【笹元ころも プロローグSS ふたりの秘密】


 十数年前、とある病院にて、全く同時に二つの命が生まれた。
 佐々木羽衣と、宮本衣織。
 運命の赤い糸で結ばれし、二人で一人の少女――


「おそいよ、いおりちゃん! そんなんじゃ、おいてっちゃうよ!?」

「ふええええん! まってよ、ういちゃあああああん!」

 好奇心旺盛で行動力もあるが、他人の都合などお構いなしに突き進む羽衣。
 引っ込み思案で流されやすいが、全てを包み込むような優しさを持つ衣織。
 二人の両親は親友同士で家も隣同士。生まれた時から二人が共に育つことは既に決定されていた。

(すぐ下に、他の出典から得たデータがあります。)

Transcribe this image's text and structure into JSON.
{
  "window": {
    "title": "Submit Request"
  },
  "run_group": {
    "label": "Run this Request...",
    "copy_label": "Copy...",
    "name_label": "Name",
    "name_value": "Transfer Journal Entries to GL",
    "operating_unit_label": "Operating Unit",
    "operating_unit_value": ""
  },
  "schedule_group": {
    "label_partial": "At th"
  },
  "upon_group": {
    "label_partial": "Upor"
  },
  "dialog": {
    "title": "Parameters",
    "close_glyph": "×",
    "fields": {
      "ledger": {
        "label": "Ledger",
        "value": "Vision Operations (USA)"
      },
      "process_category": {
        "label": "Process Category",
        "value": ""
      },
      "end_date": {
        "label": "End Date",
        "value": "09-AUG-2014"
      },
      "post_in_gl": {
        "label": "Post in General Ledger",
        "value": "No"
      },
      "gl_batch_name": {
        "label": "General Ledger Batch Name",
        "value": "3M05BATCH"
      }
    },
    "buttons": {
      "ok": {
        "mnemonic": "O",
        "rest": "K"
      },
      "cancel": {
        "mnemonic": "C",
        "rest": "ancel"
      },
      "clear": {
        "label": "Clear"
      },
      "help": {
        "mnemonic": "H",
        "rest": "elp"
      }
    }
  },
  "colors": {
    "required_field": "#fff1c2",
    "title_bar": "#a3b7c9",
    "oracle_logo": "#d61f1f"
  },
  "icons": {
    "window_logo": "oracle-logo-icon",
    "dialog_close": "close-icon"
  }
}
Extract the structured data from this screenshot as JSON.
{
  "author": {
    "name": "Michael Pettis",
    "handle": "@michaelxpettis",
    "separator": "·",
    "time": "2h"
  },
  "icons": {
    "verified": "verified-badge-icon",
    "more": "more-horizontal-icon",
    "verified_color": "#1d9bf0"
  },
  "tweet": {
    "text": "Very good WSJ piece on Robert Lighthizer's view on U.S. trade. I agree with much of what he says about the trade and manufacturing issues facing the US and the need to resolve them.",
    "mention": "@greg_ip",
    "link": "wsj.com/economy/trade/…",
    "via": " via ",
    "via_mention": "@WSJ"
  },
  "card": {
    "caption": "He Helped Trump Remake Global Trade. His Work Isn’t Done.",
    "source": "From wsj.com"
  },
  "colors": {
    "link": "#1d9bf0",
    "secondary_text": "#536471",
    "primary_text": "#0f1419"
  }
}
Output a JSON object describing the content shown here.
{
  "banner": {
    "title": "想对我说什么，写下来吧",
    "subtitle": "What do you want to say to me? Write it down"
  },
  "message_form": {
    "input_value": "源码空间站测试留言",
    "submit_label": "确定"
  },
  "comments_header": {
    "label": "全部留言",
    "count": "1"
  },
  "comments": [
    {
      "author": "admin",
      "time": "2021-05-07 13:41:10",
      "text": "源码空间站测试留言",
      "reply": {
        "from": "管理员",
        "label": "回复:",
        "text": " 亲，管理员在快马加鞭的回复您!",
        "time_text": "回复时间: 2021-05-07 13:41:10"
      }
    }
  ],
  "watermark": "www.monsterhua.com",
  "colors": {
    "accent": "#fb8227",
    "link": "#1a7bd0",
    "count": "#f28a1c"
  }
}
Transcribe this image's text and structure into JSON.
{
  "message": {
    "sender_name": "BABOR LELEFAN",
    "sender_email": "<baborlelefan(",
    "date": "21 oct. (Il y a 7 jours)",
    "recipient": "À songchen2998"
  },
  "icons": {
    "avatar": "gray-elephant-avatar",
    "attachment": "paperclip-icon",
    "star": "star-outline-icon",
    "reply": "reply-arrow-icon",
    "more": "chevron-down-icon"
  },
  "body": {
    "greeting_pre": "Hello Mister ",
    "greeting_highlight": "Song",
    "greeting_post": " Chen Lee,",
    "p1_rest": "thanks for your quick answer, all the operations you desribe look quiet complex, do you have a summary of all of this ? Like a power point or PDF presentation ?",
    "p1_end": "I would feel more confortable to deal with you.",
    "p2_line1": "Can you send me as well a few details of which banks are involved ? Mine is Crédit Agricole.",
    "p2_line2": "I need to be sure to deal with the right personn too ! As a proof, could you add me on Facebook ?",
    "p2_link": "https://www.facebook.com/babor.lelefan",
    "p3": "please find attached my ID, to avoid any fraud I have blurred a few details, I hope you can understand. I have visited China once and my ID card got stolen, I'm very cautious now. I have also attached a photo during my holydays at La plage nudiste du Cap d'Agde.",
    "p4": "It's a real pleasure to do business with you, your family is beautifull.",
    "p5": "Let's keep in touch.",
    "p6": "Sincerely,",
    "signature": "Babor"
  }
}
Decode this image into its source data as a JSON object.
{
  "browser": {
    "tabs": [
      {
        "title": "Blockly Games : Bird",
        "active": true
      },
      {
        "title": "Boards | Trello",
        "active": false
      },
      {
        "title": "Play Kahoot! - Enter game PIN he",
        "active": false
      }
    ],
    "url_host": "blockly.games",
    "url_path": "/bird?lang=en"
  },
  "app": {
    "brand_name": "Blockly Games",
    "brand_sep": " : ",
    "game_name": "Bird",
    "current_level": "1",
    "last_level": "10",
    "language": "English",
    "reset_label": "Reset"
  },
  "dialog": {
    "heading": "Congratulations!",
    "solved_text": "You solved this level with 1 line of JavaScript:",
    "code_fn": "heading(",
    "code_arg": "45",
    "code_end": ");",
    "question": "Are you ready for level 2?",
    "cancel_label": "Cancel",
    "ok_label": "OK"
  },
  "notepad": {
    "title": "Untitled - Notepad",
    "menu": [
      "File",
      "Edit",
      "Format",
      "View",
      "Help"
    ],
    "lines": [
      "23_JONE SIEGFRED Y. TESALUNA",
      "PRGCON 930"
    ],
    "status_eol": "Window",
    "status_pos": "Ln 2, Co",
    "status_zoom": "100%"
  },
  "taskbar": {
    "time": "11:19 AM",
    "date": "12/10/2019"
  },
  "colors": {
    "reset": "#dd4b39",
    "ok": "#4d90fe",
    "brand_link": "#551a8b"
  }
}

「ほら、もう! あんたをいじめた男子はあたしがとっちめたから、もう泣いてんじゃないわよ!」

「ぐすっ、ぐすんっ……羽衣ちゃん、いつもごめんね……ありがと……」

 いつでも、どこへいくときも二人は一緒。クラスもずっと同じで、互いの家で頻繁にお泊まりし合った。
 二人は、まさに一つの存在であるが如く生きてきた。


 やがて二人も成長し、ついに初潮を迎える。「性」に目覚めるときが訪れたのだ。
 その「性」の萌芽の矛先が互いの最も近しい存在に向いてしまったことは、きっと極々自然なことであったのだろう。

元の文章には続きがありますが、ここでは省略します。